Australia has now experienced 26 years without a recession, a world record. But the rising tide is not lifting all boats. Corporate Australia is enjoying a profits bonanza while workers are under pressure on every front.
The national accounts published this week show that, in the first three months of this year, pre-tax company profits are up by a whopping $24 billion, or 72 percent, on the same period last year. In 17 out of 20 industries, sales are up. The champagne corks are popping in boardrooms across the country.
For workers, it’s a very different story. Wages growth is the slowest on record and beneath the rate of inflation: just 1.9 percent. Those in the private sector are doing it particularly tough, with the purchasing power of their wages falling for years.
The bosses are gobbling up more and more of the pie. Profits represented 24 percent of total national income in March 2016; 12 months later, they’re 27 percent. We’re talking billions of dollars here – the increase in profits accounted for $19 billion, or 70 percent, of the total increase in national income registered in the March quarter.
Wages and salaries by contrast, and this includes some of the fat cats on millions of dollars a year, rose by less than $3 billion. For every dollar produced by the working class of Australia, the bosses are grabbing a bigger share for themselves.
The squeeze is on
While wages are up by 1.9 percent over the past 12 months, the price of electricity, food and insurance has increased by 3.4 percent. Mortgage payments have also been pushed up in the overheated Sydney and Melbourne markets. Workers are being forced to dip into their savings to fund their daily expenses.
Savings have now been falling for five years and the household debt to income ratio is at a record 189 percent. Many workers are now one pay packet away from a knock on the door or a late night phone call from the debt collectors – 52,000 households are at risk of mortgage default over the next 12 months.
Further, in the first week of June, the Fair Work Commission handed down its minimum wage determination for 2017 – a miserable 59 cent increase to $18.29 an hour or $36,000 a year for a full timer. As the commission president acknowledged, this increase will do nothing to lift low paid workers out of poverty.
But even this miserable increase was too much for the bosses, who shed crocodile tears about the fate of young unemployed people “priced out of a job” by 59 cents an hour.
Their bid to see the minimum wage rise by a piddling $8 a week (the Australian Chamber of Commerce and Industry) or $10 (the Australian Industry Group), was selflessly motivated only by their desire to give young workers a lift up into the job market and nothing to do with their insatiable greed, obviously.
And, starting in July, the bosses are about to deliver workers the first stage in what will be the biggest pay cut since the Great Depression, when the first round of reduced penalty rates kicks in. These cuts will transfer $1.4 billion straight from the pockets of 700,000 low paid workers to those of the bosses.
How to turn things around?
Something has to give. As the ACTU secretary Sally McManus said in response to the insulting Fair Work Commission decision: “The only way that workers can guarantee wage increases and secure employment is to join a union and change the rules”.

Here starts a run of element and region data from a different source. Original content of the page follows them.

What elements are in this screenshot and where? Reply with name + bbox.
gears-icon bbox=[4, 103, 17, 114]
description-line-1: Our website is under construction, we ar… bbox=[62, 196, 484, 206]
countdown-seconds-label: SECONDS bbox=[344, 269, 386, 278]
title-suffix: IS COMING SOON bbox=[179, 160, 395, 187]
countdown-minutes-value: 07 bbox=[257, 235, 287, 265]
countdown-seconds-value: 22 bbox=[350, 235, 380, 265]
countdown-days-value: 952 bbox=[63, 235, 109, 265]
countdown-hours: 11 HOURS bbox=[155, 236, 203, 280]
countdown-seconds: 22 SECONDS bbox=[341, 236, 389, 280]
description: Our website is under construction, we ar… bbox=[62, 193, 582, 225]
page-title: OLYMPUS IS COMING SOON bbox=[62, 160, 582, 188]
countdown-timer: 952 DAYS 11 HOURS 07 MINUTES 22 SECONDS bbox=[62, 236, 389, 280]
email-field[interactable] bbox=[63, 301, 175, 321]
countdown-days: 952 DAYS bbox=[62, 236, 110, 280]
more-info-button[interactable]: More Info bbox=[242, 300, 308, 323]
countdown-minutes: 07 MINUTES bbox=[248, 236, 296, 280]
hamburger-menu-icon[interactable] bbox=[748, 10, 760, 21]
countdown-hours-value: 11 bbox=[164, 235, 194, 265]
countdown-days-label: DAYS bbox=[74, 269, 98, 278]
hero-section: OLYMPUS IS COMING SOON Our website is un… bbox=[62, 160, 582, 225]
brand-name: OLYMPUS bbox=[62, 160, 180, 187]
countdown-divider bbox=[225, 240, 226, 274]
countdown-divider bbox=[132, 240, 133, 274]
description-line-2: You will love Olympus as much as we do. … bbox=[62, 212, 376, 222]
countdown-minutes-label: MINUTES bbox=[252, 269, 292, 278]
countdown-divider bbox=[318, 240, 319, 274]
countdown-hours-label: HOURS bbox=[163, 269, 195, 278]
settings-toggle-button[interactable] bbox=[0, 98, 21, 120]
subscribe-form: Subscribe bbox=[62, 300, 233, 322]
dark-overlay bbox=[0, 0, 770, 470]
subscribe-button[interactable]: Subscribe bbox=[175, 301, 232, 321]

But for the ACTU, “change the rules” is simply code for “elect a Labor government”. Union resources are already being poured into a marginal seats campaign for the next federal election. This is a re-run of what we saw in last year’s election, with unions putting tens of millions of dollars into Labor’s bid for office.
The problems with this strategy are many. First, the cuts are happening now. By the time any Labor government potentially takes office, the penalty rates cuts will be in place – and there’s no suggestion that the ALP would reverse them anyway. The party had to be dragged kicking and screaming by the union movement into opposing the cuts in the first place.
More importantly, we can only win by fighting, not waiting on Labor to save us. We have penalty rates in the first place only because workers went on strike for them decades ago. And they were increased only off the back of industrial action.
More broadly, the only times when workers have gained substantial improvements in living standards have been when our side has mounted strong, effective strikes against the bosses. That means that McManus’ initial rhetoric about being willing to defy unjust laws has to be put into practice. Speeches are one thing; the Australian working class needs action to reverse years of austerity and attacks by bosses and governments alike.